What I know is that given KH = 0.0012589:

We know that O2 makes up about 21% of the atmosphere molecules, so its partial pressure is 0.21 atm (210,000 ppm)....Solving using Henrys Law

O2(aq) = PO2 x KH = 0.21 atm x 0.0012589 (M/atm) = 2.6 x 10-4 M...

given this M, we can convert from molarity to ppm...but it just doesn't seem to work... or seem right. Anyone help me on what I'm doing wrong?

[enahs]

2.6 x 10^-4 is correct.

What/how are you converting to PPM? You just say it does not seem right without telling us how and what you are getting!

[TaggerFeld]

I wasn't sure if that answer is right or wrong. The teach gave me a hint that the molar conversion I need was 8.5 mg/L. I wasn't sure what he meant. I know that 1 ppm equals 1 mg/L. But I don't know how molarity (moles per liter) equals this. I also had tried took the moles using the atomic weight of O2 and used that to change it into grams, took the grams changed it into mg. We tried using an online converter which yielded the same results.

[enahs]

Umm, your hint is the answer, actually!


You know you have 2.6 x 10^-4 M


2.6 x 10^-4 M = (2.6 x 10^-4 mol)   *   32 g  = 0.0085 g/L  = 8.5 mg/L
                    (                L )         mol

mg/L ~= ppm.

Can you reason reason out why that is true? (I put almost equal to, because that uses the assumption  that 1ml water = 1g, or 1kg water = 1L).

[TaggerFeld]

Yes, that is exactly what I tried as well. His original hint was: "This molar concentration is equivalent to 8.5 mg/L so you can make the desired unit conversion which you need." Based on what you did, is exactly what I had tried... 8.5 was my answer as well.

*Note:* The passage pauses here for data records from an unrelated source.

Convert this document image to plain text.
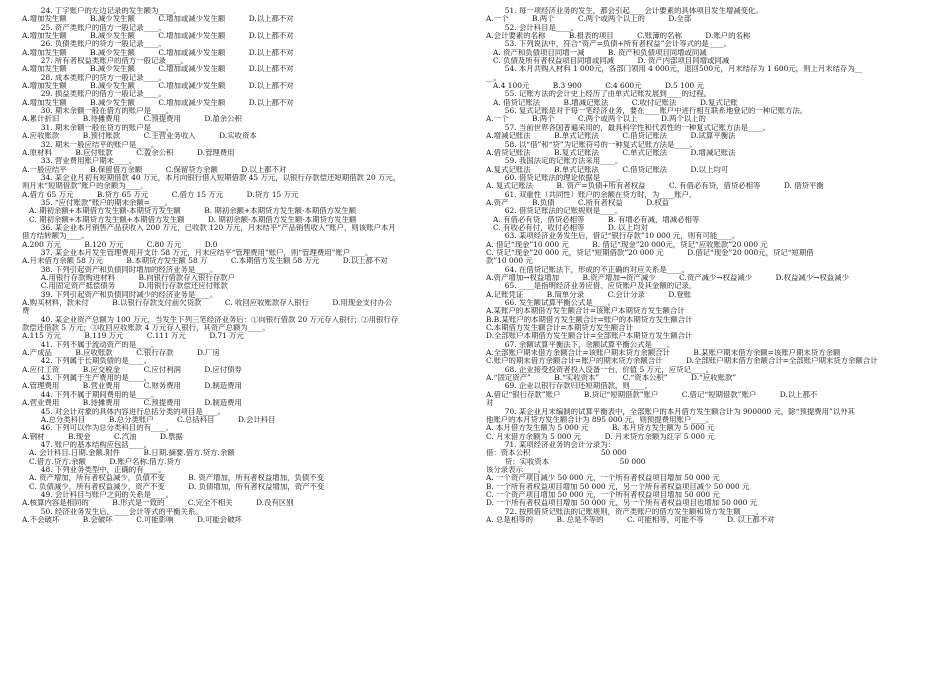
24. 丁字账户的左边记录的发生额为____。
A.增加发生额          B.减少发生额          C.增加或减少发生额          D.以上都不对
25. 资产类账户的借方一般记录____。
A.增加发生额          B.减少发生额          C.增加或减少发生额          D.以上都不对
26. 负债类账户的贷方一般记录____。
A.增加发生额          B.减少发生额          C.增加或减少发生额          D.以上都不对
27. 所有者权益类账户的借方一般记录____。
A.增加发生额          B.减少发生额          C.增加或减少发生额          D.以上都不对
28. 成本类账户的贷方一般记录____。
A.增加发生额          B.减少发生额          C.增加或减少发生额          D.以上都不对
29. 损益类账户的借方一般记录____。
A.增加发生额          B.减少发生额          C.增加或减少发生额          D.以上都不对
30. 期末余额一般在借方的账户是____。
A.累计折旧          B.待摊费用          C.预提费用          D.盈余公积
31. 期末余额一般在贷方的账户是____。
A.应收账款          B.预付账款          C.主营业务收入          D.实收资本
32. 期末一般应结平的账户是____。
A.原材料          B.应付账款          C.盈余公积          D.管理费用
33. 营业费用账户期末____。
A.一般应结平          B.保留借方余额          C.保留贷方余额          D.以上都不对
34. 某企业月初有短期借款 40 万元，本月向银行借入短期借款 45 万元，以银行存款偿还短期借款 20 万元，
则月末“短期借款”账户的余额为____。
A.借方 65 万元          B.贷方 65 万元          C.借方 15 万元          D.贷方 15 万元
35. “应付账款”账户的期末余额=____。
A. 期初余额+本期借方发生额-本期贷方发生额          B. 期初余额+本期贷方发生额-本期借方发生额
C. 期初余额+本期贷方发生额+本期借方发生额          D. 期初余额-本期借方发生额-本期贷方发生额
36. 某企业本月销售产品获收入 200 万元，已收款 120 万元，月末结平“产品销售收入”账户，则该账户本月
借方结转额为____。
A.200 万元          B.120 万元          C.80 万元          D.0
37. 某企业本月发生管理费用开支计 58 万元，月末应结平“管理费用”账户，则“管理费用”账户____。
A.月末借方余额 58 万元          B.本期贷方发生额 58 万          C.本期借方发生额 58 万元          D.以上都不对
38. 下列引起资产和负债同时增加的经济业务是____。
A.用银行存款购进材料          B.向银行借款存入银行存款户
C.用固定资产抵偿债务          D.用银行存款偿还应付账款
39. 下列引起资产和负债同时减少的经济业务是____。
A.购买材料，款未付          B.以银行存款支付前欠货款          C. 收回应收账款存入银行          D.用现金支付办公
费
40. 某企业资产总额为 100 万元，当发生下列三笔经济业务后：①向银行借款 20 万元存入银行；②用银行存
款偿还借款 5 万元；③收回应收账款 4 万元存入银行，其资产总额为____。
A.115 万元          B.119 万元          C.111 万元          D.71 万元
41. 下列不属于流动资产的是____。
A.产成品          B.应收账款          C.银行存款          D.厂房
42. 下列属于长期负债的是____。
A.应付工资          B.应交税金          C.应付利润          D.应付债券
43. 下列属于生产费用的是____。
A.管理费用          B.营业费用          C.财务费用          D.制造费用
44. 下列不属于期间费用的是____。
A.营业费用          B.待摊费用          C.预提费用          D.制造费用
45. 对会计对象的具体内容进行总括分类的项目是____。
A.总分类科目          B.总分类账户          C.总括科目          D.会计科目
46. 下列可以作为总分类科目的有____。
A.钢材          B.现金          C.汽油          D.票据
47. 账户的基本结构应包括____。
A. 会计科目.日期.金额.附件          B.日期.摘要.借方.贷方.余额
C.借方.贷方.余额          D.账户名称.借方.贷方
48. 下列业务类型中，正确的有____。
A. 资产增加，所有者权益减少，负债不变          B. 资产增加，所有者权益增加，负债不变
C. 负债减少，所有者权益减少，资产不变          D. 负债增加，所有者权益增加，资产不变
49. 会计科目与账户之间的关系是____。
A.核算内容是相同的          B.形式是一致的          C.完全不相关          D.没有区别
50. 经济业务发生后，____会计等式的平衡关系。
A.不会破坏          B.会破坏          C.可能影响          D.可能会破坏
51. 每一项经济业务的发生，都会引起____会计要素的具体项目发生增减变化。
A.一个          B.两个          C.两个或两个以上的          D.全部
52. 会计科目是____。
A.会计要素的名称          B.报表的项目          C.账簿的名称          D.账户的名称
53. 下列说法中，符合“资产=负债+所有者权益”会计等式的是____。
A. 资产和负债项目同增一减          B. 资产和负债项目同增或同减
C. 负债及所有者权益项目同增或同减          D. 资产内部项目同增或同减
54. 本月共购入材料 1 000元，各部门领用 4 000元，退回500元，月末结存为 1 600元，则上月末结存为__
__。
A.4 100元          B.3 900          C.4 600元          D.5 100 元
55. 记账方法的会计史上经历了由单式记账发展到____的过程。
A. 借贷记账法          B.增减记账法          C.收付记账法          D.复式记账
56. 复式记账是对于每一笔经济业务，要在____账户中进行相互联系地登记的一种记账方法。
A.一个          B.两个          C.两个或两个以上          D.两个以上的
57. 当前世界各国普遍采用的，最具科学性和代表性的一种复式记账方法是____。
A.增减记账法          B.单式记账法          C.借贷记账法          D.试算平衡法
58. 以“借”和“贷”为记账符号的一种复式记账方法是____。
A.借贷记账法          B.复式记账法          C.单式记账法          D.增减记账法
59. 我国法定的记账方法采用____。
A.复式记账法          B.单式记账法          C.借贷记账法          D.以上均可
60. 借贷记账法的理论依据是 ____。
A. 复式记账法          B. 资产=负债+所有者权益          C. 有借必有贷，借贷必相等          D. 借贷平衡
61. 双重性（共同性）账户的余额在贷方时，为____账户。
A.资产          B.负债          C.所有者权益          D.权益
62. 借贷记账法的记账规则是____。
A. 有借必有贷，借贷必相等          B. 有增必有减，增减必相等
C. 有收必有付，收付必相等          D. 以上均对
63. 某项经济业务发生后，借记“银行存款”10 000 元，则有可能____。
A. 借记“现金”10 000 元          B. 借记“现金”20 000元，贷记“应收账款”20 000 元
C. 贷记“现金”20 000 元，贷记“短期借款”20 000 元          D.借记“现金”20 000元，贷记“短期借
款”10 000 元
64. 在借贷记账法下，形成的不正确的对应关系是____。
A.资产增加→权益增加          B.资产增加→资产减少          C.资产减少→权益减少          D.权益减少→权益减少
65. ____是指明经济业务应借、应贷账户及其金额的记录。
A.记账凭证          B.简单分录          C.会计分录          D.登账
66. 发生额试算平衡公式是____。
A.某账户的本期借方发生额合计=该账户本期贷方发生额合计
B.B.某账户的本期借方发生额合计=账户的本期贷方发生额合计
C.本期借方发生额合计=本期贷方发生额合计
D.全部账户本期借方发生额合计=全部账户本期贷方发生额合计
67. 余额试算平衡法下，余额试算平衡公式是____。
A.全部账户期末借方余额合计=该账户期末贷方余额合计          B.某账户期末借方余额=该账户期末贷方余额
C.账户的期末借方余额合计=账户的期末贷方余额合计          D.全部账户期末借方余额合计=全部账户期末贷方余额合计
68. 企业接受投资者投入设备一台，价值 5 万元，应贷记____。
A.“固定资产”          B.“实收资本”          C.“资本公积”          D.“应收账款”
69. 企业以银行存款归还短期借款，则____。
A.借记“银行存款”账户          B.贷记“短期借款”账户          C.借记“短期借款”账户          D.以上都不
对
70. 某企业月末编制的试算平衡表中，全部账户的本月借方发生额合计为 900000 元，除“预提费用”以外其
他账户的本月贷方发生额合计为 895 000 元，则预提费用账户____。
A. 本月借方发生额为 5 000 元          B. 本月贷方发生额为 5 000 元
C. 月末借方余额为 5 000 元          D. 月末贷方余额为红字 5 000 元
71. 某项经济业务的会计分录为：
借：资本公积                              50 000
贷：实收资本                              50 000
该分录表示____。
A. 一个资产项目减少 50 000 元，一个所有者权益项目增加 50 000 元
B. 一个所有者权益项目增加 50 000 元，另一个所有者权益项目减少 50 000 元
C. 一个资产项目增加 50 000 元，一个所有者权益项目增加 50 000 元
D. 一个所有者权益项目增加 50 000 元，另一个所有者权益项目也增加 50 000 元
72. 按照借贷记账法的记账规则，资产类账户的借方发生额和贷方发生额____。
A. 总是相等的          B. 总是不等的          C. 可能相等，可能不等          D. 以上都不对
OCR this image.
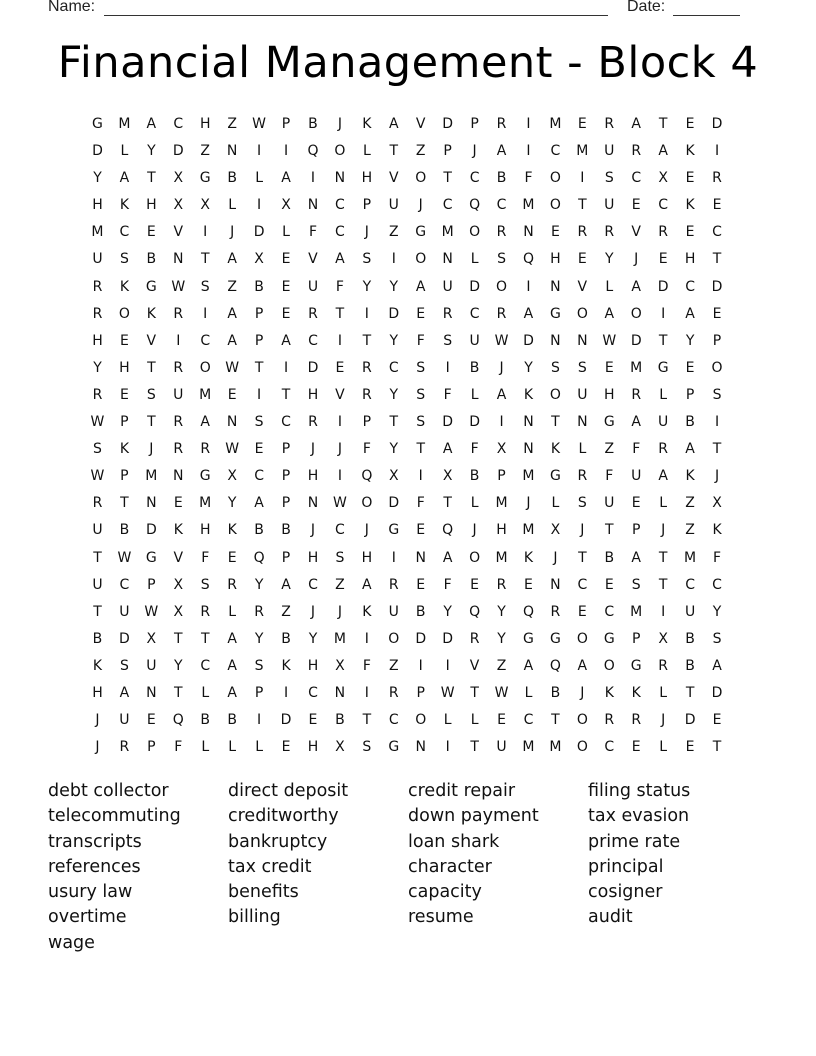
Name:	Date:
Financial Management - Block 4
G	M	A	C	H	Z	W	P	B	J	K	A	V	D	P	R	I	M	E	R	A	T	E	D
D	L	Y	D	Z	N	I	I	Q	O	L	T	Z	P	J	A	I	C	M	U	R	A	K	I
Y	A	T	X	G	B	L	A	I	N	H	V	O	T	C	B	F	O	I	S	C	X	E	R
H	K	H	X	X	L	I	X	N	C	P	U	J	C	Q	C	M	O	T	U	E	C	K	E
M	C	E	V	I	J	D	L	F	C	J	Z	G	M	O	R	N	E	R	R	V	R	E	C
U	S	B	N	T	A	X	E	V	A	S	I	O	N	L	S	Q	H	E	Y	J	E	H	T
R	K	G	W	S	Z	B	E	U	F	Y	Y	A	U	D	O	I	N	V	L	A	D	C	D
R	O	K	R	I	A	P	E	R	T	I	D	E	R	C	R	A	G	O	A	O	I	A	E
H	E	V	I	C	A	P	A	C	I	T	Y	F	S	U	W	D	N	N	W	D	T	Y	P
Y	H	T	R	O	W	T	I	D	E	R	C	S	I	B	J	Y	S	S	E	M	G	E	O
R	E	S	U	M	E	I	T	H	V	R	Y	S	F	L	A	K	O	U	H	R	L	P	S
W	P	T	R	A	N	S	C	R	I	P	T	S	D	D	I	N	T	N	G	A	U	B	I
S	K	J	R	R	W	E	P	J	J	F	Y	T	A	F	X	N	K	L	Z	F	R	A	T
W	P	M	N	G	X	C	P	H	I	Q	X	I	X	B	P	M	G	R	F	U	A	K	J
R	T	N	E	M	Y	A	P	N	W	O	D	F	T	L	M	J	L	S	U	E	L	Z	X
U	B	D	K	H	K	B	B	J	C	J	G	E	Q	J	H	M	X	J	T	P	J	Z	K
T	W	G	V	F	E	Q	P	H	S	H	I	N	A	O	M	K	J	T	B	A	T	M	F
U	C	P	X	S	R	Y	A	C	Z	A	R	E	F	E	R	E	N	C	E	S	T	C	C
T	U	W	X	R	L	R	Z	J	J	K	U	B	Y	Q	Y	Q	R	E	C	M	I	U	Y
B	D	X	T	T	A	Y	B	Y	M	I	O	D	D	R	Y	G	G	O	G	P	X	B	S
K	S	U	Y	C	A	S	K	H	X	F	Z	I	I	V	Z	A	Q	A	O	G	R	B	A
H	A	N	T	L	A	P	I	C	N	I	R	P	W	T	W	L	B	J	K	K	L	T	D
J	U	E	Q	B	B	I	D	E	B	T	C	O	L	L	E	C	T	O	R	R	J	D	E
J	R	P	F	L	L	L	E	H	X	S	G	N	I	T	U	M	M	O	C	E	L	E	T
debt collector	direct deposit	credit repair	filing status
telecommuting	creditworthy	down payment	tax evasion
transcripts	bankruptcy	loan shark	prime rate
references	tax credit	character	principal
usury law	benefits	capacity	cosigner
overtime	billing	resume	audit
wage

But he told me this was wrong. He didn't tell me anything else. I am still confused... it seems based on the Eh & pH given...maybe I was suppose to use those values or something? I dunno. I'm still confused.

[Borek]

What is Eh? And what chapter you are doing right now?

[TaggerFeld]

Eh is oxidation potential. The chapter I am on is Chemistry of Water + Pollution, specifically either ground water contamination/acid-base chemistry in water.

[Borek]

If you know oxidation potential and pH - shouldn't you use Nernst equation?

O₂ + H₂O + e^- <-> OH^-

[TaggerFeld]

So not using Henrys Law and use the Nernst equation, but how? I'm a bit confused.

[Borek]

Write Nernst equation for the reaction I have shown (note it is not balanced) - look up oxygen reduction potential in tables, solve for dissolved oxygen concentration... Everything else is given. You will still have conversion to ppm problem, but at least you will know real concentration.

[TaggerFeld]

Well the original hint to the problem was: "[O2-aq]/[O2-g]=0.0012589" ... given this, this should be the KH in using Henry's Law though, right? If not, how do I use the Nernst equation? I didn't think originally we had to understand it...